Share this Post
As Newsday reported last week, the Governor’s dying START-UP NY program had its reporting requirements for participating companies slashed in the state budget – apparently by accident.
But yesterday, the Governor was on Long Island, and made it sound like it may have been deliberate. “I think you are talking about what they had to report to the legislature, which is different than the reporting requirements to ESD,” Governor Cuomo said.
This is just misdirection. It follows on the State Senate’s statements spinning the reduction in accountability as intentional.
It doesn’t really matter whether Albany officials did this on purpose, or because they were rushing the budget through sleep-deprived, closed-door negotiations. There is no acceptable reason for cutting any reporting requirements for START-UP businesses.
New Yorkers deserve transparency, and accountability for these companies that are getting tax breaks (while the rest of New York businesses pay massive taxes).

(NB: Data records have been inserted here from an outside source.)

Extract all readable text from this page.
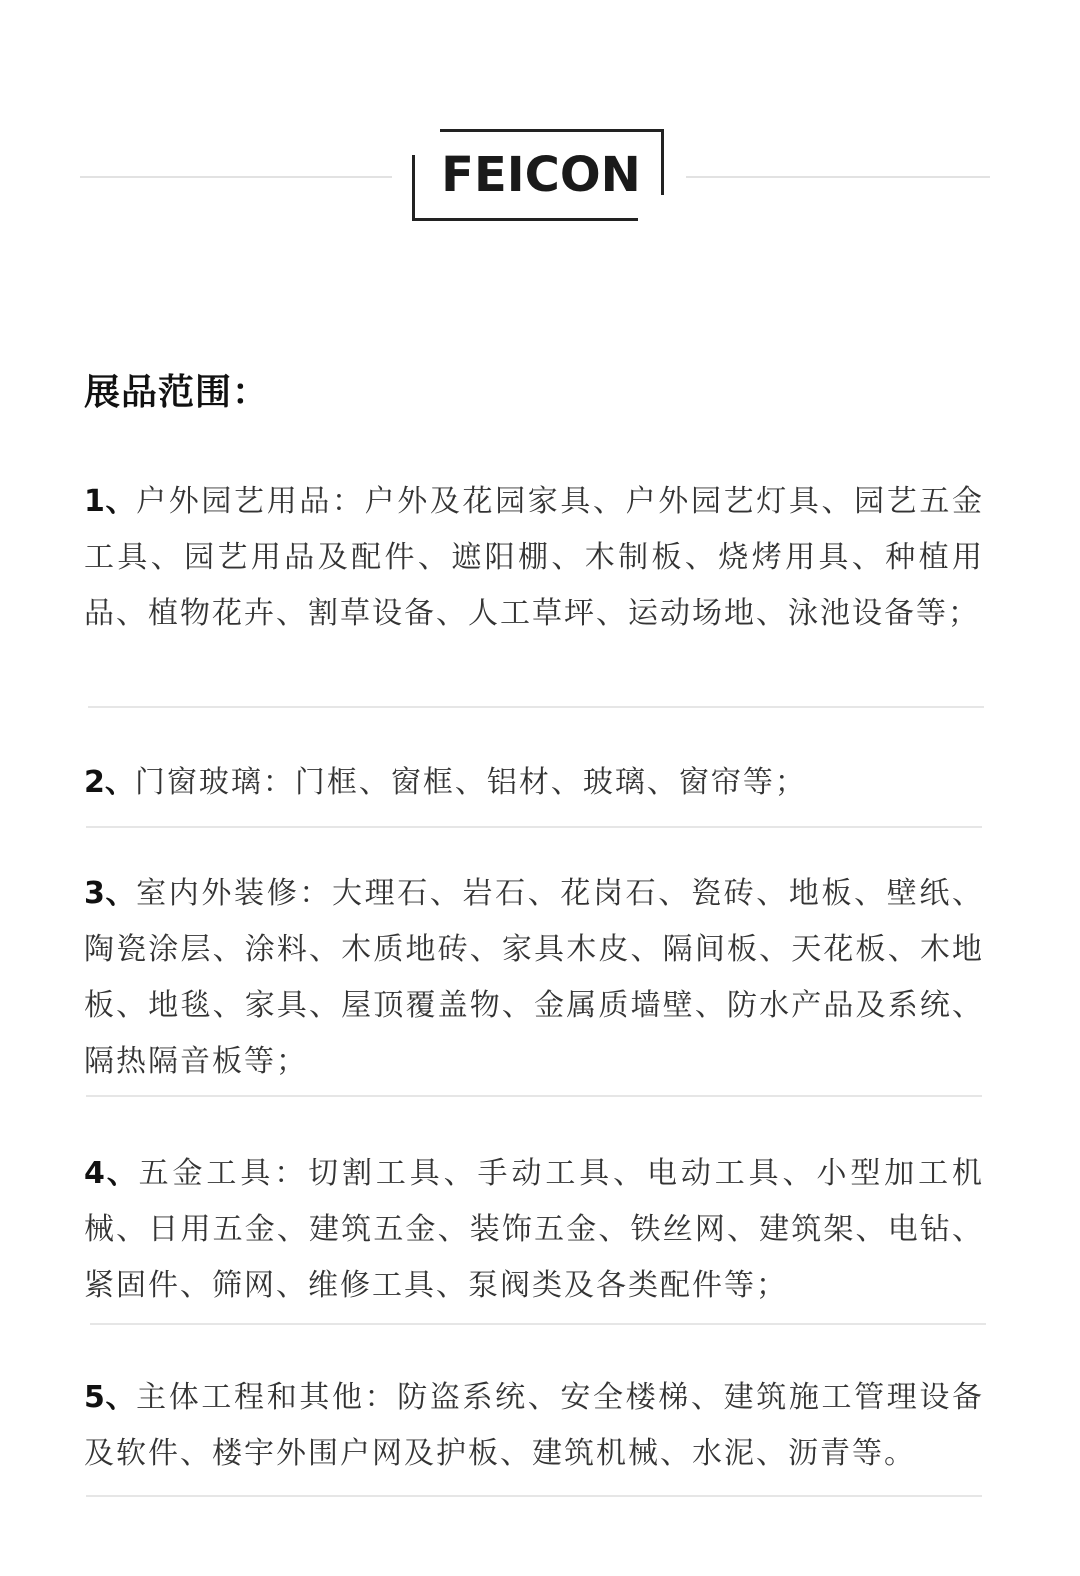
FEICON
展品范围：
1、户外园艺用品：户外及花园家具、户外园艺灯具、园艺五金工具、园艺用品及配件、遮阳棚、木制板、烧烤用具、种植用品、植物花卉、割草设备、人工草坪、运动场地、泳池设备等；
2、门窗玻璃：门框、窗框、铝材、玻璃、窗帘等；
3、室内外装修：大理石、岩石、花岗石、瓷砖、地板、壁纸、陶瓷涂层、涂料、木质地砖、家具木皮、隔间板、天花板、木地板、地毯、家具、屋顶覆盖物、金属质墙壁、防水产品及系统、隔热隔音板等；
4、五金工具：切割工具、手动工具、电动工具、小型加工机械、日用五金、建筑五金、装饰五金、铁丝网、建筑架、电钻、紧固件、筛网、维修工具、泵阀类及各类配件等；
5、主体工程和其他：防盗系统、安全楼梯、建筑施工管理设备及软件、楼宇外围户网及护板、建筑机械、水泥、沥青等。
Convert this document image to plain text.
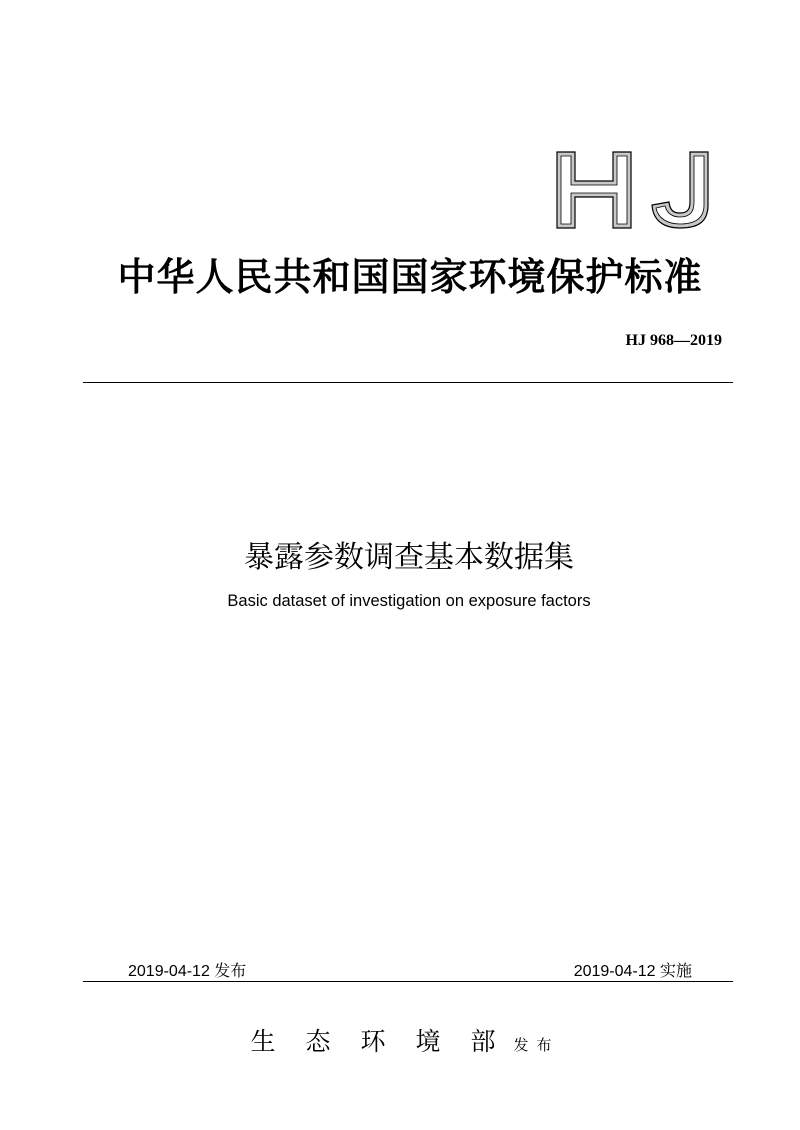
中华人民共和国国家环境保护标准
HJ 968—2019
暴露参数调查基本数据集
Basic dataset of investigation on exposure factors
2019-04-12 发布	2019-04-12 实施
生态环境部发布
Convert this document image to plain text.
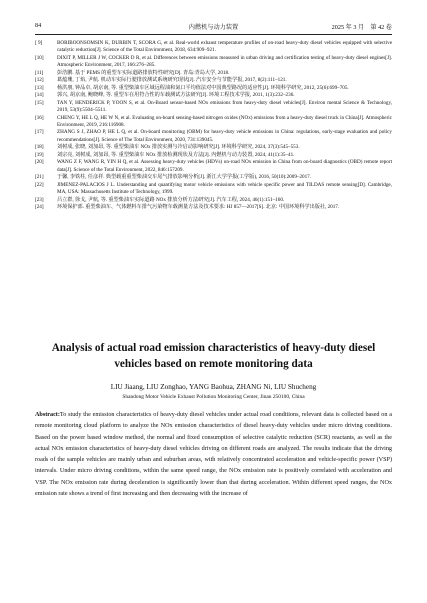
84	内燃机与动力装置	2025 年 3 月　第 42 卷
[ 9]	BORIBOONSOMSIN K, DURBIN T, SCORA G, et al. Real-world exhaust temperature profiles of on-road heavy-duty diesel vehicles equipped with selective catalytic reduction[J]. Science of the Total Environment, 2018, 634:909–921.
[10]	DIXIT P, MILLER J W, COCKER D R, et al. Differences between emissions measured in urban driving and certification testing of heavy-duty diesel engines[J]. Atmospheric Environment, 2017, 166:276–285.
[11]	彭浩鹏. 基于 PEMS 的重型车实际道路排放特性研究[D]. 青岛:青岛大学, 2018.
[12]	葛蕴珊, 丁焰, 尹航. 机动车实际行驶排放测试系统研究现状[J]. 汽车安全与节能学报, 2017, 8(2):111–121.
[13]	杨洪朋, 钟品卓, 胡京南, 等. 重型柴油车区域远程油和氮口平均值法对中国典型路况的适应性[J]. 环境科学研究, 2012, 25(6):699–705.
[14]	郭兴, 胡京南, 鲍晓峰, 等. 重型车在用符合性的车载测试方法研究[J]. 环境工程技术学报, 2011, 1(3):232–236.
[15]	TAN Y, HENDERICK P, YOON S, et al. On-Board sensor-based NOx emissions from heavy-duty diesel vehicles[J]. Environ mental Science & Technology, 2019, 53(9):5504–5511.
[16]	CHENG Y, HE L Q, HE W N, et al. Evaluating on-board sensing-based nitrogen oxides (NOx) emissions from a heavy-duty diesel truck in China[J]. Atmospheric Environment, 2019, 216:116908.
[17]	ZHANG S J, ZHAO P, HE L Q, et al. On-board monitoring (OBM) for heavy-duty vehicle emissions in China: regulations, early-stage evaluation and policy recommendations[J]. Science of The Total Environment, 2020, 731:139045.
[18]	刘树成, 张晓, 刘加昂, 等. 重型柴油车 NOx 排放实测与冷启动影响研究[J]. 环境科学研究, 2024, 37(3):545–553.
[19]	刘宗亮, 刘树成, 刘加昂, 等. 重型柴油车 NOx 排放检测现状及方法[J]. 内燃机与动力装置, 2024, 41(1):35–41.
[20]	WANG Z F, WANG R, YIN H Q, et al. Assessing heavy-duty vehicles (HDVs) on-road NOx emission in China from on-board diagnostics (OBD) remote report data[J]. Science of the Total Environment, 2022, 846:157209.
[21]	于馨, 李铁柱, 任彦祥. 典型载重重型柴油交车尾气排放影响分析[J]. 浙江大学学报(工学版), 2016, 50(10):2009–2017.
[22]	JIMENEZ-PALACIOS J L. Understanding and quantifying motor vehicle emissions with vehicle specific power and TILDAS remote sensing[D]. Cambridge, MA, USA: Massachusetts Institute of Technology, 1999.
[23]	吕立群, 徐戈, 尹航, 等. 重型柴油车实际道路 NOx 排放分析方法研究[J]. 汽车工程, 2024, 46(1):151–160.
[24]	环境保护部. 重型柴油车、气体燃料车排气污染物车载测量方法及技术要求: HJ 857—2017[S]. 北京: 中国环境科学出版社, 2017.
Analysis of actual road emission characteristics of heavy-duty diesel vehicles based on remote monitoring data
LIU Jiaang, LIU Zonghao, YANG Baohua, ZHANG Ni, LIU Shucheng
Shandong Motor Vehicle Exhaust Pollution Monitoring Center, Jinan 250100, China
Abstract:To study the emission characteristics of heavy-duty diesel vehicles under actual road conditions, relevant data is collected based on a remote monitoring cloud platform to analyze the NOx emission characteristics of diesel heavy-duty vehicles under micro driving conditions. Based on the power based window method, the normal and fixed consumption of selective catalytic reduction (SCR) reactants, as well as the actual NOx emission characteristics of heavy-duty diesel vehicles driving on different roads are analyzed. The results indicate that the driving roads of the sample vehicles are mainly urban and suburban areas, with relatively concentrated acceleration and vehicle-specific power (VSP) intervals. Under micro driving conditions, within the same speed range, the NOx emission rate is positively correlated with acceleration and VSP. The NOx emission rate during deceleration is significantly lower than that during acceleration. Within different speed ranges, the NOx emission rate shows a trend of first increasing and then decreasing with the increase of
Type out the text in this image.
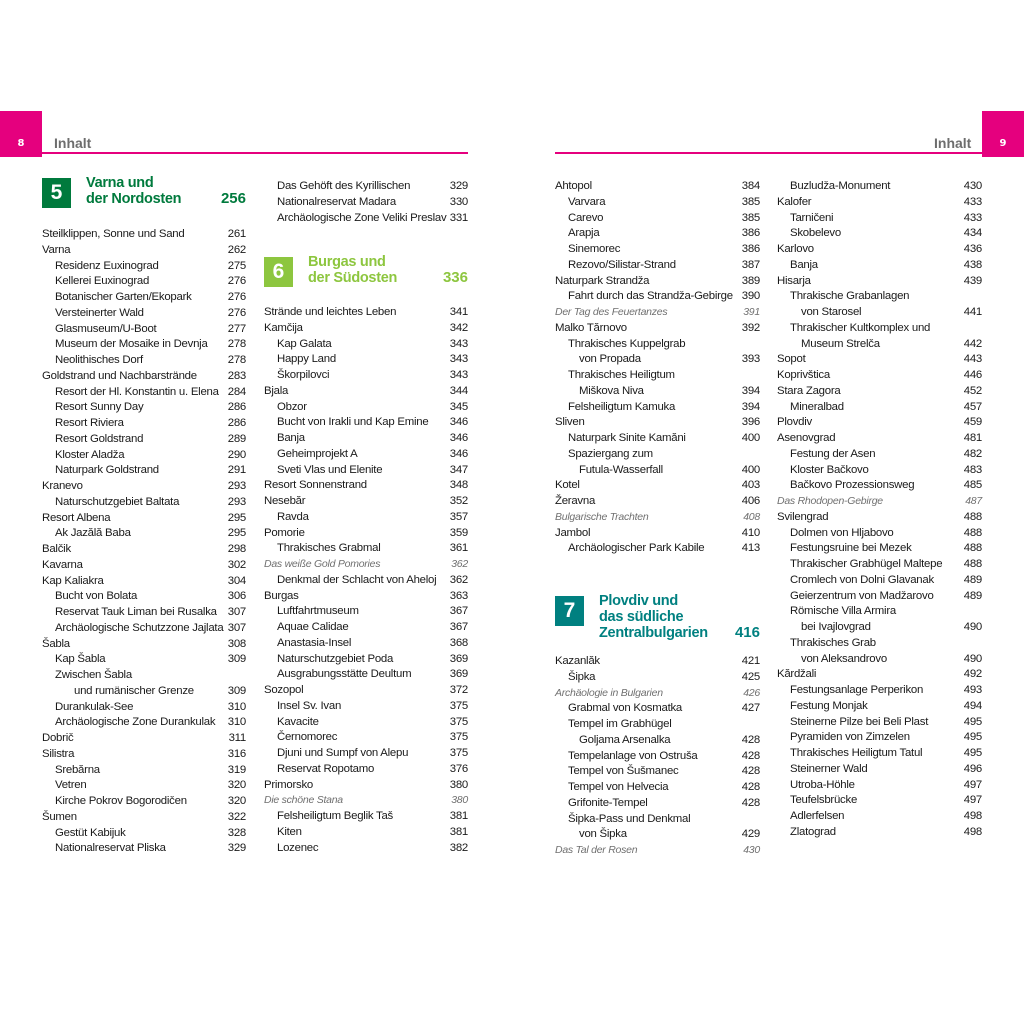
8	9
Inhalt	Inhalt
5	Varna und
der Nordosten	256
Steilklippen, Sonne und Sand	261
Varna	262
Residenz Euxinograd	275
Kellerei Euxinograd	276
Botanischer Garten/Ekopark	276
Versteinerter Wald	276
Glasmuseum/U-Boot	277
Museum der Mosaike in Devnja 278
Neolithisches Dorf	278
Goldstrand und Nachbarstrände	283
Resort der Hl. Konstantin u. Elena 284
Resort Sunny Day	286
Resort Riviera	286
Resort Goldstrand	289
Kloster Aladža	290
Naturpark Goldstrand	291
Kranevo	293
Naturschutzgebiet Baltata	293
Resort Albena	295
Ak Jazălă Baba	295
Balčik	298
Kavarna	302
Kap Kaliakra	304
Bucht von Bolata	306
Reservat Tauk Liman bei Rusalka 307
Archäologische Schutzzone Jajlata 307
Šabla	308
Kap Šabla	309
Zwischen Šabla
und rumänischer Grenze	309
Durankulak-See	310
Archäologische Zone Durankulak 310
Dobrič	311
Silistra	316
Srebărna	319
Vetren	320
Kirche Pokrov Bogorodičen	320
Šumen	322
Gestüt Kabijuk	328
Nationalreservat Pliska	329
Das Gehöft des Kyrillischen	329
Nationalreservat Madara	330
Archäologische Zone Veliki Preslav 331
6	Burgas und
der Südosten	336
Strände und leichtes Leben	341
Kamčija	342
Kap Galata	343
Happy Land	343
Škorpilovci	343
Bjala	344
Obzor	345
Bucht von Irakli und Kap Emine 346
Banja	346
Geheimprojekt A	346
Sveti Vlas und Elenite	347
Resort Sonnenstrand	348
Nesebăr	352
Ravda	357
Pomorie	359
Thrakisches Grabmal	361
Das weiße Gold Pomories	362
Denkmal der Schlacht von Aheloj 362
Burgas	363
Luftfahrtmuseum	367
Aquae Calidae	367
Anastasia-Insel	368
Naturschutzgebiet Poda	369
Ausgrabungsstätte Deultum	369
Sozopol	372
Insel Sv. Ivan	375
Kavacite	375
Černomorec	375
Djuni und Sumpf von Alepu	375
Reservat Ropotamo	376
Primorsko	380
Die schöne Stana	380
Felsheiligtum Beglik Taš	381
Kiten	381
Lozenec	382
Ahtopol	384
Varvara	385
Carevo	385
Arapja	386
Sinemorec	386
Rezovo/Silistar-Strand	387
Naturpark Strandža	389
Fahrt durch das Strandža-Gebirge 390
Der Tag des Feuertanzes	391
Malko Tărnovo	392
Thrakisches Kuppelgrab
von Propada	393
Thrakisches Heiligtum
Miškova Niva	394
Felsheiligtum Kamuka	394
Sliven	396
Naturpark Sinite Kamăni	400
Spaziergang zum
Futula-Wasserfall	400
Kotel	403
Žeravna	406
Bulgarische Trachten	408
Jambol	410
Archäologischer Park Kabile	413
7	Plovdiv und
das südliche
Zentralbulgarien 416
Kazanlăk	421
Šipka	425
Archäologie in Bulgarien	426
Grabmal von Kosmatka	427
Tempel im Grabhügel
Goljama Arsenalka	428
Tempelanlage von Ostruša	428
Tempel von Šušmanec	428
Tempel von Helvecia	428
Grifonite-Tempel	428
Šipka-Pass und Denkmal
von Šipka	429
Das Tal der Rosen	430
Buzludža-Monument	430
Kalofer	433
Tarničeni	433
Skobelevo	434
Karlovo	436
Banja	438
Hisarja	439
Thrakische Grabanlagen
von Starosel	441
Thrakischer Kultkomplex und
Museum Strelča	442
Sopot	443
Koprivštica	446
Stara Zagora	452
Mineralbad	457
Plovdiv	459
Asenovgrad	481
Festung der Asen	482
Kloster Bačkovo	483
Bačkovo Prozessionsweg	485
Das Rhodopen-Gebirge	487
Svilengrad	488
Dolmen von Hljabovo	488
Festungsruine bei Mezek	488
Thrakischer Grabhügel Maltepe 488
Cromlech von Dolni Glavanak	489
Geierzentrum von Madžarovo	489
Römische Villa Armira
bei Ivajlovgrad	490
Thrakisches Grab
von Aleksandrovo	490
Kărdžali	492
Festungsanlage Perperikon	493
Festung Monjak	494
Steinerne Pilze bei Beli Plast	495
Pyramiden von Zimzelen	495
Thrakisches Heiligtum Tatul	495
Steinerner Wald	496
Utroba-Höhle	497
Teufelsbrücke	497
Adlerfelsen	498
Zlatograd	498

Newsday’s reporting adds the point that in the past failing to submit reports would get a company booted from START-UP.
At this point, those reports, despite limitations, have shown the program is a complete failure. The last thing Albany should be doing is dropping reporting standards, while letting zombie START-UP shuffle around still giving out tax breaks.
If Albany does not want to keep up on oversight of START-UP anymore, don’t drop reporting requirements, simply put this dead-on-arrival program out of its misery.